His lips meet mine, and the world ignites.
The kiss is desperate. Hungry. Ten years of distance and grief and longing compressed into the press of his mouth against mine. He tastes like coffee and something darker, something that makes me want to crawl inside him and never leave.
I fist my hands in his shirt and pull him closer. He groans against my lips, and the sound vibrates through my whole body.
Then he's pulling back.
Breathing hard.
Eyes wild.
"We can't do this," he says.
But his hands are still on my face. His forehead is pressed against mine. And his whole body is trembling with the effort of holding back.

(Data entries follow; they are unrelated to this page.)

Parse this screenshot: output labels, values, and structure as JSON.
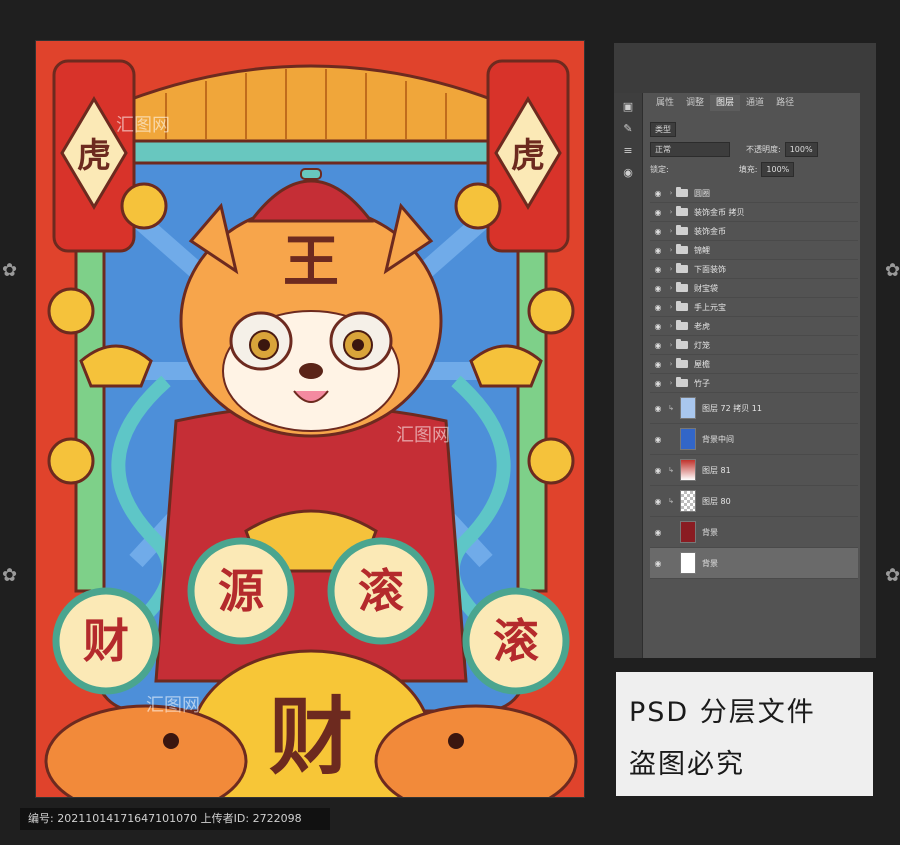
{
  "artwork": {
    "lantern_left": "虎",
    "lantern_right": "虎",
    "head_char": "王",
    "coin_chars": [
      "财",
      "源",
      "滚",
      "滚"
    ],
    "big_char": "财",
    "watermark_text": "汇图网"
  },
  "ps_panel": {
    "tabs": [
      "属性",
      "调整",
      "图层",
      "通道",
      "路径"
    ],
    "active_tab": "图层",
    "filter_label": "类型",
    "blend_mode": "正常",
    "opacity_label": "不透明度:",
    "opacity_value": "100%",
    "lock_label": "锁定:",
    "fill_label": "填充:",
    "fill_value": "100%",
    "groups": [
      "圆圈",
      "装饰金币 拷贝",
      "装饰金币",
      "锦鲤",
      "下面装饰",
      "财宝袋",
      "手上元宝",
      "老虎",
      "灯笼",
      "屋檐",
      "竹子"
    ],
    "layers": [
      {
        "name": "图层 72 拷贝 11",
        "thumb": "#a9c7ee"
      },
      {
        "name": "背景中间",
        "thumb": "#3266c8"
      },
      {
        "name": "图层 81",
        "thumb": "#c0332c"
      },
      {
        "name": "图层 80",
        "thumb": "#bdbdbd"
      },
      {
        "name": "背景",
        "thumb": "#8a1c22"
      },
      {
        "name": "背景",
        "thumb": "#ffffff"
      }
    ]
  },
  "caption": {
    "line1": "PSD 分层文件",
    "line2": "盗图必究"
  },
  "footer": {
    "text": "编号: 20211014171647101070 上传者ID: 2722098"
  }
}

"Tell me to stop," I whisper. "Tell me you don't want this, and I'll walk away right now. I'll go back to Virginia and you'll never see me again."
Silence.
His thumbs trace my cheekbones. Slow, reverent.
"I can't," he admits. "God help me, I can't."
And then he's kissing me again.
CHAPTER FIVE
MAX
I'm going to hell.
That's the only coherent thought in my head as I kiss Claire Harris like she's oxygen and I've been drowning for ten years.
Because I have been. Drowning in guilt and grief and the weight of a promise I made to a dying man. And now his daughter is in my arms, her lips soft and sweet against mine, and I can't make myself stop.
I don't want to stop.
She makes a sound against my mouth. A whimper that shoots straight to my cock and obliterates what's left of my self control. My hands slide into her hair, those gorgeous coils wrapping around my fingers as I tilt her head back and deepen the kiss.
She tastes like coffee and something sweeter. Like everything I've denied myself for years. Like home.
"Max." She breathes my name against my lips, and the sound of it nearly breaks me.
I pull back just enough to look at her. Swollen lips. Flushed cheeks. Those dark eyes heavy with desire.
Marcus's eyes.
The guilt tries to rise up, tries to choke me. I shove it down ruthlessly.
She's not Marcus. She's not a child. She's a woman who drove two thousand miles to find me, who sat with me on this cold floor while I fought my way out of a flashback, who looks at me like I'm worth something despite all evidence to the contrary.
"Tell me to stop," I rasp. "Last chance, Claire. Because once I start, I won't be able to."